Issue Date: January 2, 2017 | Web Date: December 27, 2016
Gulf methanol plant gets $2 billion loan
A new firm called Lake Charles Methanol has received a $2 billion conditional loan commitment from the Department of Energy for a facility that will produce methanol by gasifying petroleum coke, a waste product from oil refining. The plant will capture and purify by-product carbon dioxide for use in enhanced oil recovery.
Pending completion of financing, the $3.8 billion plant will be built in Lake Charles, La. and supplied with coke from nearby refiners. In addition to methanol and CO2 it will produce hydrogen, sulfuric acid, argon, krypton, and xenon.
Although the plant will use existing technologies for its gasification and gas separation and purification units, it will be the first in the U.S. to make methanol from petroleum coke. In the U.S., methanol is most commonly made from natural gas; plants in China rely on coal gasification.

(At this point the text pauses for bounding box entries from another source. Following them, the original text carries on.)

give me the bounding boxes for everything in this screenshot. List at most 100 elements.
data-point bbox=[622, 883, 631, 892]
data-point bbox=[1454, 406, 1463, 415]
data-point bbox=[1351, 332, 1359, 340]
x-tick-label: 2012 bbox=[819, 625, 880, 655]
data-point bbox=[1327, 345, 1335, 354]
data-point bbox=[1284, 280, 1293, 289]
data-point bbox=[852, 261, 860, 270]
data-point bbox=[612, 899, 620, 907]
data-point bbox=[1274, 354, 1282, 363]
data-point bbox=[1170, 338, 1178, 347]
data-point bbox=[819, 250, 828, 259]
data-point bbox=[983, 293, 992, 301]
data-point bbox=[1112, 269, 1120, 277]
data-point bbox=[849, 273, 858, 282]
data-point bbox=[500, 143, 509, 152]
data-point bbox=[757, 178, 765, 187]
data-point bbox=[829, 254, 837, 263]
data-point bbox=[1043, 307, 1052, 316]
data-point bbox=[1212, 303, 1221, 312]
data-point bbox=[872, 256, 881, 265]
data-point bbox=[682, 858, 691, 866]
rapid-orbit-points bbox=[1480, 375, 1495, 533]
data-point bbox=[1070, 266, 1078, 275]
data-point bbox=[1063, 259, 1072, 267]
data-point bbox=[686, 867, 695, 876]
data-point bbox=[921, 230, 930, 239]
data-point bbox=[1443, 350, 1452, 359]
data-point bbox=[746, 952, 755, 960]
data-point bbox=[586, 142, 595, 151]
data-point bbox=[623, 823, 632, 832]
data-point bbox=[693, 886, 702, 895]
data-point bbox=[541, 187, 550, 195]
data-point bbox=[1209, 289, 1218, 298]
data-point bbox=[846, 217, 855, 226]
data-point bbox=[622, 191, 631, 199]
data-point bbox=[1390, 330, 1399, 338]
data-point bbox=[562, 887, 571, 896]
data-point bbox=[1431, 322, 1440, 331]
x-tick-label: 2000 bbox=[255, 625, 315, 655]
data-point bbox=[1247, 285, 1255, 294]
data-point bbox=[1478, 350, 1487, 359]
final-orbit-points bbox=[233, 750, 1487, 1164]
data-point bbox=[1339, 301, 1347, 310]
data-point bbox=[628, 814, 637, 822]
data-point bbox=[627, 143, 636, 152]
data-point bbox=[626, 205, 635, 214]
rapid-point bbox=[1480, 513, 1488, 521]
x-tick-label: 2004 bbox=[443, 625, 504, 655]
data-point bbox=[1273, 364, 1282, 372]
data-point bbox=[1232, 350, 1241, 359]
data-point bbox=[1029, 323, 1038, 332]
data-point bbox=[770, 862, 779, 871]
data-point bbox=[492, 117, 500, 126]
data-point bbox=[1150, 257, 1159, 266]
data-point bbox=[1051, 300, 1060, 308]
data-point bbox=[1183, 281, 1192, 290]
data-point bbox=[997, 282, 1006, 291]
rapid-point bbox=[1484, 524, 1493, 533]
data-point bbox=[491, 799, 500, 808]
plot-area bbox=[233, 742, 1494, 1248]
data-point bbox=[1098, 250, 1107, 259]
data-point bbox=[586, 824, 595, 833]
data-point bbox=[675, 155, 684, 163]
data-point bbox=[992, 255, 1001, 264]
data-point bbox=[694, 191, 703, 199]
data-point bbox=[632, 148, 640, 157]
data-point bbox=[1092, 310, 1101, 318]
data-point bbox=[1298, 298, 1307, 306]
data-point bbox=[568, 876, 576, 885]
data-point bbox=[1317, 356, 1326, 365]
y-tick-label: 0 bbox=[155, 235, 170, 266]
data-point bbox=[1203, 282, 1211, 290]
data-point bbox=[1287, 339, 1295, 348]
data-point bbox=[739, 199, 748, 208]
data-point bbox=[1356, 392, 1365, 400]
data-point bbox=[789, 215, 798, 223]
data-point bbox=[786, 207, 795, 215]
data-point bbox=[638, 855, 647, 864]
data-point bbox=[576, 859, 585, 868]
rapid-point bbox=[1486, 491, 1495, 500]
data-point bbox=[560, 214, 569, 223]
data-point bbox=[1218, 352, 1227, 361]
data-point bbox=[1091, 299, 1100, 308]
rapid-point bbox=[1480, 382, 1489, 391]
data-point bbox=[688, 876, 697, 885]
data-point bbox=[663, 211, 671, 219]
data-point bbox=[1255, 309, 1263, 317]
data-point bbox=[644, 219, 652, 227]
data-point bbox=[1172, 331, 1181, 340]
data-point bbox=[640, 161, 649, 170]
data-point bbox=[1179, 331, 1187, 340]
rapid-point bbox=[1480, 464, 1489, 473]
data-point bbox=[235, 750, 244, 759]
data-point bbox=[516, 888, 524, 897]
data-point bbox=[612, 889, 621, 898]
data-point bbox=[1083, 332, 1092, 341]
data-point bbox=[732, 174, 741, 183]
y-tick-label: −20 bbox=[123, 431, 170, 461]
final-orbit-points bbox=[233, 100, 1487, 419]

The chemical industry has long known that petroleum coke could be used as a methanol feedstock. In 2007, Eastman Chemical announced plans for two Gulf Coast projects to do so, but they were canceled after the advent of hydraulic fracturing made natural gas routes more cost-competitive.
The Lake Charles plant is also the first facility to obtain a DOE loan guarantee under a program designed for large-scale fossil energy projects. “It would be the world’s first methanol facility utilizing carbon capture technology and would become the world’s largest industrial manufacturing carbon capture facility,” says Mark A. McCall, executive director of the DOE’s loan programs office.
Compared to other methanol plants, Lake Charles Methanol will emit 36% fewer greenhouse gases, DOE says. Overall, it will capture 77% of its carbon emissions, sequestering more than 4 million metric tons of carbon each year. The plant will use “advanced ultra-clean” gasification technology from General Electric.
Although Lake Charles Methanol hasn’t stated what technology it will use to capture CO2, a similar project evaluated by DOE in 2012 included a solvent process to remove and purify CO2 and other gases.